A private space capsule has launched on a mission to resupply the International Space Station for the first time.
The SpaceX Dragon capsule lifted off from Cape Canaveral early on Monday morning.
The unmanned capsule will bring 400kg of supplies to the ISS.
The supplies will include food, clothes and experiments, and is the first of 12 missions that Space X will eventually fly to the space station.
It will return with about twice as much cargo as it left with, mostly scientific research and hardware. Crucially it will be able to return frozen samples, which is a big boon to the scientific community.
Space Exploration Technologies Corp (Space X) has a contract with Nasa that is worth a total of $1.6bn, and is the current replacement for the retired Space Shuttle previously used to restock the ISS.
The company built both the rocket and the resupply capsule for the Commercial Resupply Services mission.

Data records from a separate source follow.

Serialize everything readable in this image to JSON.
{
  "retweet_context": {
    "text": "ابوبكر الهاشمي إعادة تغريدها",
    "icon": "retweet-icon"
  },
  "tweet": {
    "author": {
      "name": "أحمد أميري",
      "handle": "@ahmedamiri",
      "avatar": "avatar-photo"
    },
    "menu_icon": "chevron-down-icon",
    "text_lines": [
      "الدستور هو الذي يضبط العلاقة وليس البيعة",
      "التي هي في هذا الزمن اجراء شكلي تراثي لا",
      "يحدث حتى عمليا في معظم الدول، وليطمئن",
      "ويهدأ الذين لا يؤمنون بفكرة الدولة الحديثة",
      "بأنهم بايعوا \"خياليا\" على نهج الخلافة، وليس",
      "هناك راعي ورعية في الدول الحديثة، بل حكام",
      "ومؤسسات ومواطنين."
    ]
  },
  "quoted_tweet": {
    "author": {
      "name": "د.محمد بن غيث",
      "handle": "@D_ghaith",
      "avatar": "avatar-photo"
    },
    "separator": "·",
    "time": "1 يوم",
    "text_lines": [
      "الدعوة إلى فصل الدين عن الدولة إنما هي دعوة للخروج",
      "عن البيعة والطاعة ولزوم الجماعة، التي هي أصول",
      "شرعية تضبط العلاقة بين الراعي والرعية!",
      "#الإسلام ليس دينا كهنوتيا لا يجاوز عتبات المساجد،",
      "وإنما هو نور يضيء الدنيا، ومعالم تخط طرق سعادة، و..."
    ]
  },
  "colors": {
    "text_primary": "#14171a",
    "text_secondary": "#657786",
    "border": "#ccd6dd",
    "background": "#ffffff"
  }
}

Another company - the Orbital Sciences Corporation - has a $1.9bn contract also to deliver cargo to the station, if a test mission scheduled unofficially for next year goes ahead as planned.
Nasa eventually wants to outsource human transport to space as well, and SpaceX are currently working on systems to do just that.
"Just over one year after the retirement of the space shuttle, we have returned space station cargo resupply missions to US soil and are bringing the jobs associated with this work back to America," NASA administrator Charles Bolden said.
"The SpaceX launch tonight marks the official start of commercial resupply missions by American companies operating out of US spaceports like the one right here in Florida."